Facebook'ta bulunan "beğen" butonu benim için oldukça antipatik. "Beğenemedim" bir türlü. Listemde ekli olan bilmem kaç kişi bu butonu o kadar aktif kullanıyorlar ki inanın şaşarsınız. Mesela arkadaşın biri Farmville uygulamasında bir bok yapmış, ne bilim mısır mı elma mı ne dikmiş, bunu da duvarında paylaşmış. Bir kişi de gitmiş bunu beğenmiş. (Based on a true story) Neyi beğendin ki sen? Mısır dikmiş lan adam. Mısır la mısır işte bildiğin mısır?

Geçenlerde, - gerçek hayatta - arkadaşlarla muhabbet ediyoruz. Biri bir şey söyledi. Öteki ise hiç beklenmedik bir biçimde kendi ismini söyleyerek "x bunu beğendi" dedi, aynı anda Facebook'taki el işaretini de yaparak. "La nolii ki?" dememe kalmadan herkes kahkahayı bastı. 

Ama Bono bu sefer gülmedi.

25 Ağustos 2011

Düşünüyoruz o halde yokuz!

Düşün düşün boktur işin diye boşuna dememişler. Yabancı ülkelerde durum nedir bilmiyorum; ama net olarak bildiğim bir şey var ki o da bu söz benim ülkem için son derece doğru. Aslında düşünmüyoruz biz. Zira bizde düşünmek sorun çözmek adına yapılmıyor. 

Bizim düşünmekten anladığımız, ilerisini göremediğimiz durumlar için her zaman olabilecek en kötü senaryoyu yazmak, sonra da senaryoya inanmak ya da günlerden pazar iken pazartesiyi hayal etmek. "Pazartesi Sendromu"nun temel sebebi de bu aslında. 

Saçmayız biz. 




Azrail kimdi aslında?

Bu yazı bugüne kadar Azrail'i bizlere bir melek olarak tanıtıp, daha sonra tasvirini şeytana yakın yapan tüm dostlara itafen yazılmıştır.

Bugüne kadar gerek görsel medya olsun, gerek atalarımızdan dinlediğimiz hikayeler olsun hiçbiri Azrail'i bir melek gibi betimlememiştir.  Karşımıza çıkan biçim, siyah cüppeye sahip, elinde tırpan bulunan ürkütücü bir varlıktan öteye gidememiş, içinde bulundurduğu "melek" kavramını gün geçtikçe yitirmiştir.

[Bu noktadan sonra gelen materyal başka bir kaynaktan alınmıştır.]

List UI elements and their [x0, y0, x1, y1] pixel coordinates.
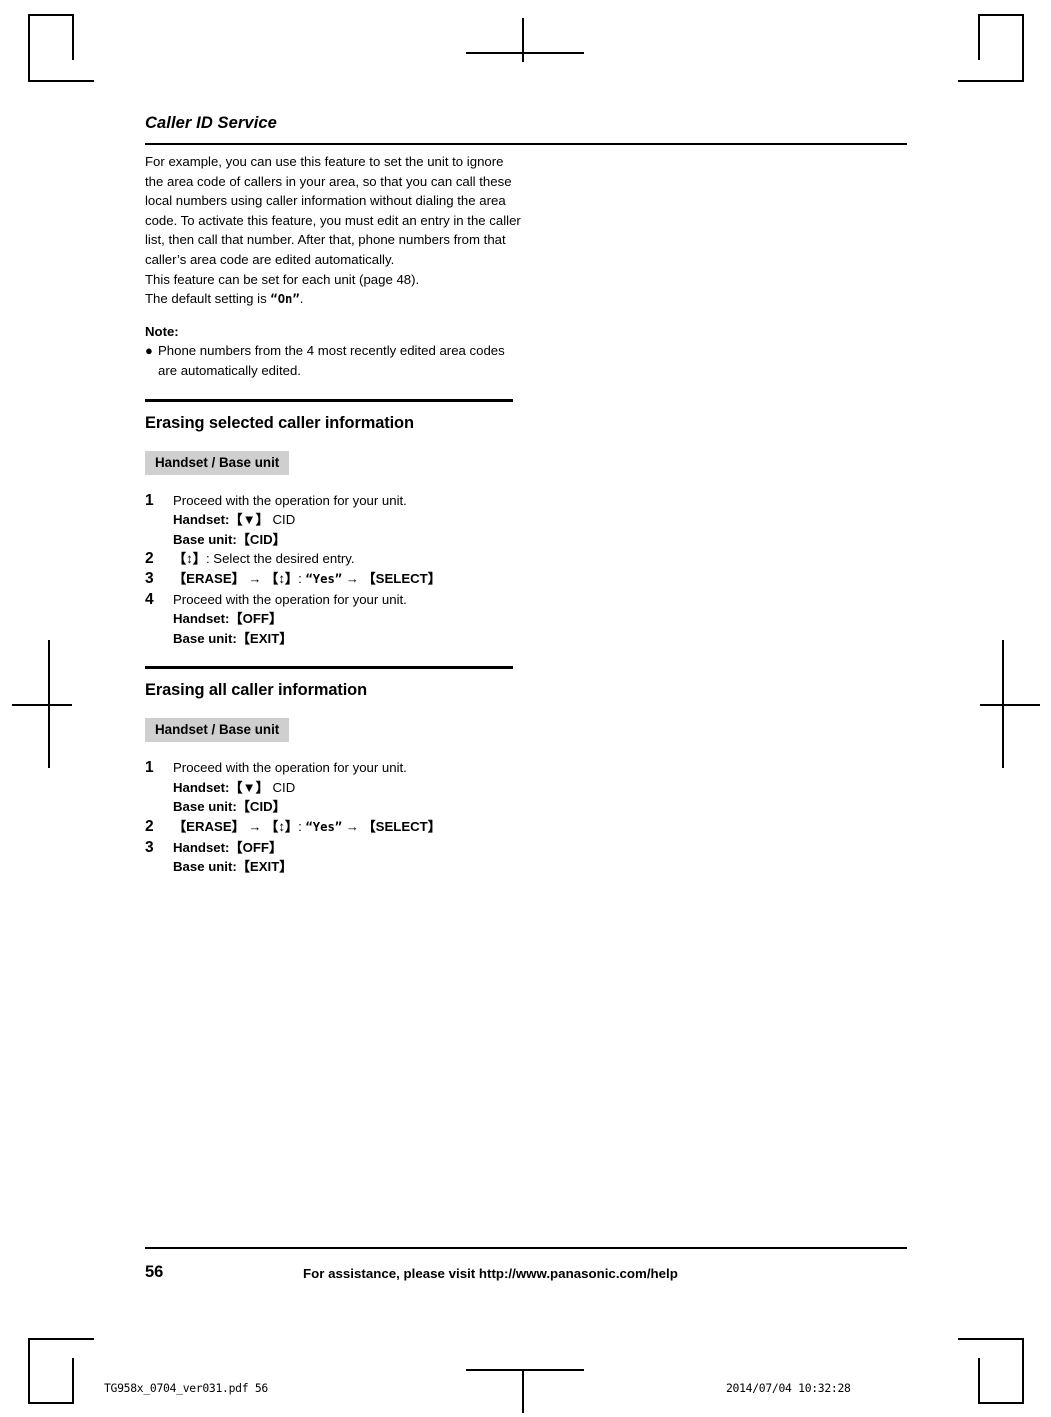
step-item: 3 Handset:【OFF】 Base unit:【EXIT】 [145, 838, 525, 877]
slug-timestamp: 2014/07/04 10:32:28 [726, 1381, 851, 1395]
footer-assistance-text: For assistance, please visit http://www.… [303, 1266, 678, 1281]
step-line-1: Proceed with the operation for your unit… [173, 492, 407, 508]
step-body: Proceed with the operation for your unit… [173, 758, 525, 817]
baseunit-key: 【CID】 [236, 531, 286, 547]
erase-key: 【ERASE】 [173, 570, 245, 586]
footer-divider [145, 1247, 907, 1249]
unit-tag-2: Handset / Base unit [145, 718, 290, 743]
handset-label: Handset: [173, 611, 230, 627]
select-key: 【SELECT】 [362, 570, 441, 586]
exit-key: 【EXIT】 [236, 859, 293, 875]
arrow-icon: → [248, 819, 262, 835]
unit-tag-1: Handset / Base unit [145, 450, 290, 475]
yes-option: “Yes” [305, 820, 343, 835]
step-body: 【ERASE】 → 【↕】: “Yes” → 【SELECT】 [173, 569, 525, 590]
step-item: 1 Proceed with the operation for your un… [145, 758, 525, 817]
navigator-key: 【↕】 [173, 551, 206, 567]
section-heading-2: Erasing all caller information [145, 681, 367, 700]
step-number: 1 [145, 759, 154, 777]
step-number: 4 [145, 590, 154, 608]
step-number: 2 [145, 818, 154, 836]
arrow-icon: → [248, 570, 262, 586]
chapter-title: Caller ID Service [145, 114, 277, 132]
section-heading-1: Erasing selected caller information [145, 413, 414, 432]
step-number: 3 [145, 569, 154, 587]
note-label: Note: [145, 323, 179, 339]
step-item: 2 【ERASE】 → 【↕】: “Yes” → 【SELECT】 [145, 817, 525, 838]
default-setting-value: “On” [270, 292, 300, 307]
erase-key: 【ERASE】 [173, 819, 245, 835]
step-item: 2 【↕】: Select the desired entry. [145, 549, 525, 569]
yes-option: “Yes” [305, 571, 343, 586]
step-line-rest: : Select the desired entry. [205, 551, 355, 567]
intro-paragraph: For example, you can use this feature to… [145, 154, 521, 267]
step-item: 3 【ERASE】 → 【↕】: “Yes” → 【SELECT】 [145, 569, 525, 590]
handset-key-rest: CID [268, 779, 296, 795]
step-body: 【ERASE】 → 【↕】: “Yes” → 【SELECT】 [173, 817, 525, 838]
manual-page: Caller ID Service For example, you can u… [0, 0, 1051, 1417]
handset-label: Handset: [173, 512, 230, 528]
exit-key: 【EXIT】 [236, 630, 293, 646]
handset-label: Handset: [173, 839, 230, 855]
baseunit-label: Base unit: [173, 531, 237, 547]
default-setting-suffix: . [299, 291, 304, 307]
step-body: 【↕】: Select the desired entry. [173, 549, 525, 569]
baseunit-key: 【CID】 [236, 799, 286, 815]
slug-filename: TG958x_0704_ver031.pdf 56 [104, 1381, 268, 1395]
handset-label: Handset: [173, 779, 230, 795]
navigator-key: 【↕】 [265, 819, 299, 835]
intro-paragraph-3: The default setting is “On”. [145, 289, 525, 310]
default-setting-prefix: The default setting is [145, 291, 271, 307]
step-line-1: Proceed with the operation for your unit… [173, 760, 407, 776]
baseunit-label: Base unit: [173, 799, 237, 815]
page-number: 56 [145, 1263, 164, 1281]
baseunit-label: Base unit: [173, 859, 237, 875]
step-item: 1 Proceed with the operation for your un… [145, 491, 525, 550]
step-body: Handset:【OFF】 Base unit:【EXIT】 [173, 838, 525, 877]
off-key: 【OFF】 [229, 839, 283, 855]
off-key: 【OFF】 [229, 611, 283, 627]
step-body: Proceed with the operation for your unit… [173, 590, 525, 649]
intro-paragraph-2: This feature can be set for each unit (p… [145, 271, 420, 287]
handset-key: 【▼】 [229, 512, 269, 528]
navigator-key: 【↕】 [265, 570, 299, 586]
note-bullet-item: ● Phone numbers from the 4 most recently… [145, 341, 525, 380]
title-divider [145, 143, 907, 145]
arrow-icon: → [345, 819, 359, 835]
step-number: 3 [145, 838, 154, 856]
select-key: 【SELECT】 [362, 819, 441, 835]
step-number: 2 [145, 550, 154, 568]
step-number: 1 [145, 491, 154, 509]
note-text: Phone numbers from the 4 most recently e… [158, 343, 505, 378]
bullet-icon: ● [145, 343, 153, 359]
arrow-icon: → [345, 570, 359, 586]
handset-key: 【▼】 [229, 779, 269, 795]
content-column: For example, you can use this feature to… [145, 152, 525, 877]
handset-key-rest: CID [268, 512, 296, 528]
step-line-1: Proceed with the operation for your unit… [173, 591, 407, 607]
step-item: 4 Proceed with the operation for your un… [145, 590, 525, 649]
step-body: Proceed with the operation for your unit… [173, 491, 525, 550]
baseunit-label: Base unit: [173, 630, 237, 646]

Anlayacağınız Azrail aslında sözde "melektir". Değerli dostlarım burda karşımıza çıkan yaman bir çelişki değildir de nedir? Sorarım sizlere.

Burda dikkatinizi Klasik Türk sinemasına çekmek istiyorum. Evine haciz gelen bir Türk ailesi düşününüz. Aile yıkık durumda, madden ve manen hüsran durumu vâkıf.  Şimdi gözlerinizi az da icra memuruna  çevirin. Böyle ak saçlı, temiz yüzlü, sakal traşı olmuş bir memur kendisi. Ailenin durumu mevzu bahis olduğunda içi kan ağlıyor; ancak bu noktada silkeleniyor ve görevde olduğunu hatırlıyor. İçi kan ağlasada haciz işlemini gerçekleştiriyor.

İşte bence Azrail de böyle. Temiz yüzlü, ak saçlı, memur kılıklı bir melek. Şöyle elinde defteri falan var. Her can almaya gittiğinde içi kan ağlıyor; ama genede o görevini yapıyor. Bence gelenekselleşmiş Azrail tanımınından çok daha iyi bir izdüşüm bu. Zira hem melek görseline uyumlu - ak saçlı, temiz yüzlü - hem de Azrail ürkütücülüğüne sahip.